このアルバムの後が、かの大ヒット作である、『ヘッドハンターズ』である事がにわかに信じられない怪作。


ハンコックというと、『処女航海』くらいしか知らない人に聴かせたら、同一人物のアルバムとは思えないでしょう。


それくらい、本作は凄まじいです。


最近は、ユネスコ大使にまでなってしまったハンコックですが、私は、この人の内面には、ショーターとはまた違った狂気が常に宿っていると思っていて、それが一挙にぶちまけられたのが、本作だと思います。


3曲しか収録されてませんが、どれもこれもすごい。


「Rain Dance」は、アナログシンセサイザーで作ったと思われる電子音を基調とした、いわば人力テクノなのですが、コレが冒頭という事に驚きます。


ほとんどハンコックのソロで膨大なオーバーダビンクを経て作られた曲で、彼の頭の中はすごい事になっているのがとてもよくわかります。


これに続く「Hidden Shadows」は、7+5+4+4=19拍子の変拍子ファンクという、全く踊れないもので、そんな中で狂ったようなソロを取ってるのは、やはりハンコック。


バスター・ウィリアムズのベイスが太っとくて素晴らしいですね。


要するにA面は、彼のマッドな世界をかなりダイレクトに提示したわけです。


よくこんなのコロンビア側に許されたなあ。
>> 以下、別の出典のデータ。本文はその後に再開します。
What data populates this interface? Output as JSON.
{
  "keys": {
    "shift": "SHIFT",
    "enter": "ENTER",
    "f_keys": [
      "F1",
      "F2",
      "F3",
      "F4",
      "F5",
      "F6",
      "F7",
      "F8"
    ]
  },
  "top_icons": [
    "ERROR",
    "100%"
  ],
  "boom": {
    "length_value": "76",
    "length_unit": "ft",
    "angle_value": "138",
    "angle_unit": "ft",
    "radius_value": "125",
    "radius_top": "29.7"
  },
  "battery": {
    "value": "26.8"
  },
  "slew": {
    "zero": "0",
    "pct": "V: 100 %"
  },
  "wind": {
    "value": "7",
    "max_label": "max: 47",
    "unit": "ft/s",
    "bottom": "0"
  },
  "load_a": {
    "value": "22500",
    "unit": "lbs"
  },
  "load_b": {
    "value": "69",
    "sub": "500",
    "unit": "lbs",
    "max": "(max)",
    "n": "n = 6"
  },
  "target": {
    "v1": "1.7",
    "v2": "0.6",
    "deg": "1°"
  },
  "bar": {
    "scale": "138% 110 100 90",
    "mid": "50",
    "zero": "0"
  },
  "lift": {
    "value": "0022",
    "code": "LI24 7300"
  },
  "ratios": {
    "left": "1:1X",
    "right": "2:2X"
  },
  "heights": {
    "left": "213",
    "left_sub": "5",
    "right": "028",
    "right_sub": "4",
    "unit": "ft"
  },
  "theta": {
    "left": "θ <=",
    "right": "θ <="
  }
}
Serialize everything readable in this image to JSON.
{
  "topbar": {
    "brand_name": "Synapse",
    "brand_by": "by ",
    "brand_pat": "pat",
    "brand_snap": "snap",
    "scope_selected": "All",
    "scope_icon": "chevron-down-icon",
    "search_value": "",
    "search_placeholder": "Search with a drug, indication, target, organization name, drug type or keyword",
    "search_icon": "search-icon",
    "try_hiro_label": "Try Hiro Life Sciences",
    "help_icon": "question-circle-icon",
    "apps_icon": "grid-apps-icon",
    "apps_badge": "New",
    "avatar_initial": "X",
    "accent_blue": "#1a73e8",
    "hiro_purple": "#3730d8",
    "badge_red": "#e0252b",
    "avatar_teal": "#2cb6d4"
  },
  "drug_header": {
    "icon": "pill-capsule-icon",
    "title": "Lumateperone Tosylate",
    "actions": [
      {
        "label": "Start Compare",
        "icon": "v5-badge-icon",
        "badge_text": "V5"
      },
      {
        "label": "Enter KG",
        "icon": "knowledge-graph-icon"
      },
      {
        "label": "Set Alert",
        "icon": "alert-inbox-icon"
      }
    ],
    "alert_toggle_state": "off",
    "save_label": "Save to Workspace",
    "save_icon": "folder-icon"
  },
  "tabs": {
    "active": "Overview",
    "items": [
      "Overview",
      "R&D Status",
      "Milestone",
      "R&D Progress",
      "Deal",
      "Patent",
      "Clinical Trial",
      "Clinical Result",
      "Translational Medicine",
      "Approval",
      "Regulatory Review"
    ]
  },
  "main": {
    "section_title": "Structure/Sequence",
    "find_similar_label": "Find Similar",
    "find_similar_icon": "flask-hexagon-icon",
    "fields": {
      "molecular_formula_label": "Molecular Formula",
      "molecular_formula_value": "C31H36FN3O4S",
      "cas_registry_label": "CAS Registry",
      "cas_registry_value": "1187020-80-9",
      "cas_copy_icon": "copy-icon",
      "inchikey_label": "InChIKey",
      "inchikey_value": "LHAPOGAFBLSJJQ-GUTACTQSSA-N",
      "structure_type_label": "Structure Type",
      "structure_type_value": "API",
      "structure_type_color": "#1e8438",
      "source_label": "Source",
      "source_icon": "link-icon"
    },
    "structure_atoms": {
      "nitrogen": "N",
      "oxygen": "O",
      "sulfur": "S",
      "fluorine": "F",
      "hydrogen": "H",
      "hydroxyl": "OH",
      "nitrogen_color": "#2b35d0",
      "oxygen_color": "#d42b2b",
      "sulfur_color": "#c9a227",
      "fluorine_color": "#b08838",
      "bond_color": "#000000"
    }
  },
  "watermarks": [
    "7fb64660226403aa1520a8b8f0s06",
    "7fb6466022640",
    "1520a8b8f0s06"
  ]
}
。


B面は「Hornets」は一大ファンク大作で、ようやくバンドのメンバーが暴れ回り、ハンコックは更に暴れ回ります。


この時代に関して、近年出た自伝を読むと「絶好調だった」みたいな事が書いてあって、多分、それはハンコック1人がぶっ飛んでいただけかもしれないのかなと。

 

まあ、相当おクスリやってたようなのですが(笑)。


しかし、この後に世紀の大ヒット作『ヘッドハンターズ』を作ってしまうハンコックは、まことに謎です。


意外と聴かれていない作品かと思いますので、是非とも。